Discussions by Western countries on arming Syria's rebel fighters are "incitement to murder," Syria's deputy foreign minister, Faisal Muqdad, said on Monday.
"This is the principle of those who want continued killing in Syria," Muqdad told al-Watan newspaper, after the United States said it would provide "military support" to the rebel side.

Saudi authorities beheaded a Syrian on Monday after he was convicted of smuggling drugs into the kingdom, the interior ministry said.
Ali Derbalah was arrested as he was "smuggling a large amount of banned pills into the kingdom," the ministry said in a statement carried by the official SPA news agency. It did not specify the type of pills he was accused of smuggling.

Outgoing Iranian President Mahmoud Ahmadinejad was on Monday summoned to appear before the criminal court following a complaint lodged by parliamentary speaker Ali Larijani, the government website announced.
The summon orders Ahmadinejad to appear before the court on November 26, website Dolat.ir said.

Bombings near Baghdad killed at least 10 people Monday in a second day of deadly violence that, coupled with a prolonged political stalemate, has spurred fears of a revival of full-blown sectarian war.
The attacks in Taji and Fallujah struck a day after a string of car bombs and shootings, mostly in the Shiite-majority southern Iraq, killed 33, the latest in a surge in nationwide unrest with violence at its highest levels since 2008.

Four people have died from the MERS virus in Saudi Arabia, bringing the death toll from the SARS-like virus in the kingdom to 32, the health ministry said on its website Monday.
Two people died in the western city of Taif and the other two were pronounced dead in Eastern Province, where most cases have been registered, said the statement.
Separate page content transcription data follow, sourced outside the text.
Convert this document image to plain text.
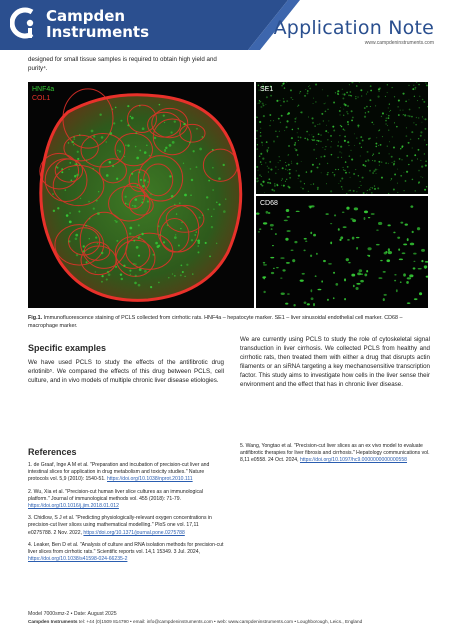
Campden
Instruments	Application Note
www.campdeninstruments.com
designed for small tissue samples is required to obtain high yield and purity⁴.
HNF4a
COL1
SE1
CD68
Fig.1. Immunofluorescence staining of PCLS collected from cirrhotic rats. HNF4a – hepatocyte marker. SE1 – liver sinusoidal endothelial cell marker. CD68 – macrophage marker.
Specific examples
We have used PCLS to study the effects of the antifibrotic drug erlotinib⁵. We compared the effects of this drug between PCLS, cell culture, and in vivo models of multiple chronic liver disease etiologies.
We are currently using PCLS to study the role of cytoskeletal signal transduction in liver cirrhosis. We collected PCLS from healthy and cirrhotic rats, then treated them with either a drug that disrupts actin filaments or an siRNA targeting a key mechanosensitive transcription factor. This study aims to investigate how cells in the liver sense their environment and the effect that has in chronic liver disease.
References
1. de Graaf, Inge A M et al. "Preparation and incubation of precision-cut liver and intestinal slices for application in drug metabolism and toxicity studies." Nature protocols vol. 5,9 (2010): 1540-51. https://doi.org/10.1038/nprot.2010.111
2. Wu, Xia et al. "Precision-cut human liver slice cultures as an immunological platform." Journal of immunological methods vol. 455 (2018): 71-79. https://doi.org/10.1016/j.jim.2018.01.012
3. Chidlow, S J et al. "Predicting physiologically-relevant oxygen concentrations in precision-cut liver slices using mathematical modelling." PloS one vol. 17,11 e0275788. 2 Nov. 2022, https://doi.org/10.1371/journal.pone.0275788
4. Leaker, Ben D et al. "Analysis of culture and RNA isolation methods for precision-cut liver slices from cirrhotic rats." Scientific reports vol. 14,1 15349. 3 Jul. 2024, https://doi.org/10.1038/s41598-024-66235-2
5. Wang, Yongtao et al. "Precision-cut liver slices as an ex vivo model to evaluate antifibrotic therapies for liver fibrosis and cirrhosis." Hepatology communications vol. 8,11 e0558. 24 Oct. 2024, https://doi.org/10.1097/hc9.0000000000000558
Model 7000smz-2 • Date: August 2025
Campden Instruments tel: +44 (0)1509 814790 • email: info@campdeninstruments.com • web: www.campdeninstruments.com • Loughborough, Leics., England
An Emirati military jet crashed during a routine training mission in the Gulf country, killing the pilot, the UAE Armed Forces General Headquarters said in a statement.
"Competent authorities were inspecting the scene to investigate causes of the accident," said the statement published by the official WAM news agency late on Sunday.

Five Syrians from a New York-bound EgyptAir flight escorted by fighter jets to a Scottish airport after the discovery of a suspicious note are seeking asylum in Britain, police and the airline said Sunday.
Police Scotland confirmed that five passengers had not rejoined the flight as it continued its journey from Cairo and were being dealt with by the UK Border Agency, the BBC reported.